AUTONEWS

Fabiana, wife and "deputy" of Guaidò on a mission from Chile to the White House


Wed, 27 Mar 2019 14:38:06 +0100

Until three months ago she was an anonymous girl from Caracas, originally from the Andean region of Merida, who was trying to put together some money by selling t-shirts and women's shirts on the Internet. She had just become a mother, her husband an equally unknown opposition deputy, who in her Christmas pictures with her and little Miranda was smiling behind a toothbrush.

Today, at only 26, Fabiana Rosales will go through the door of the White House to meet Secretary of State Mike Pence, and try to open a new phase in the stalemate of the Venezuelan crisis. Where a country literally in the dark - over 90 percent of homes suffer another devastating blackout - remains governed by force of arms by Nicolás Maduro but largely recognizes the legitimacy of the leadership of Fabiana's husband, Juan Guaidó.

Among the many things invented in recent times in Venezuela there is also this, the first encargada lady, as defined by her press men, something we can translate as the first lady shadow. Fabiana accompanies Guaidó in rallies in Caracas, then followed him on his journey to South America in search of consensus last month, and now moves abroad alone as an ambassador for the fight against dictatorship. For at least two reasons: the husband must stay in Venezuela to keep the opposition compact and then not to risk being rejected on his return, as might have happened the last time. Venezuela does not really need a shadow president in exile.

After flying to Chile and Peru to meet with her husband's two heads of state and lecture at universities, Fabiana is now in the United States. In the heart of the empire that according to the chavismo narrative would be at the origin of all the problems of Venezuela, lack of light included.
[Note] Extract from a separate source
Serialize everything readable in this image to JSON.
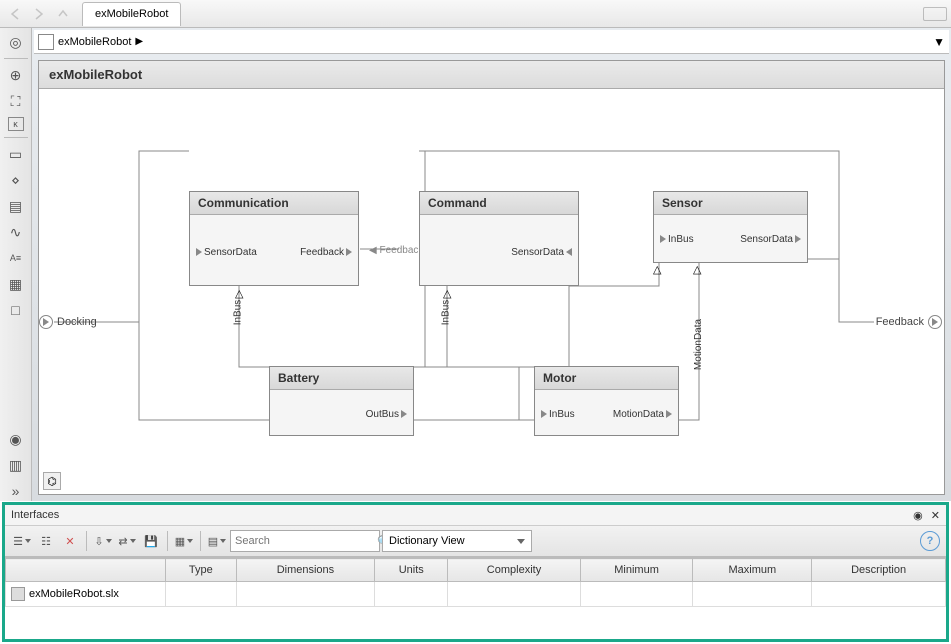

Fabiana and Juan met seven years ago, in an opposition march where they both sympathized with the Voluntad Popular party. She is the daughter of a farmer and a journalist, she accompanied both her father to sell fruit with a pickup truck, and her mother in her reportage, finally becoming fond of this last profession, studied at the university.

His parable is typical of the Venezuelan middle class in recent years, devastated by the economic crisis and the deterioration of the country. His father died five years ago from a heart attack, which became fatal due to lack of medicine and an immediate hospitalization; she herself was kidnapped and kidnapped by bandits in Caracas; and with her husband and daughter she lives in an apartment rented in the capital by friends who have fled abroad, because the construction of their home is paralyzed by the crisis. It is precisely this situation of total normality, for better or for worse - then transmitted through a skilful marketing operation - that has exploded beyond all expectations the popularity of the Guaidó couple in Venezuelan society. And that made a figure of the opposition gain credibility abroad, as never before in the twenty years of chavista.

In a granted interview as soon as it arrived in the United States, Fabiana Rosales reiterated the platform developed by her husband point by point, but also confirmed the choice of wanting to look like a simple adjuvant. I am mainly a mother, a sister and a wife, she replied to the AP agency. For the political analyst Dimitris Pantoulas, the Guaidó also send a message to the Venezuelan middle class. Fabiana is young, pretty, professional and socially committed, but somehow even traditionalist, she says.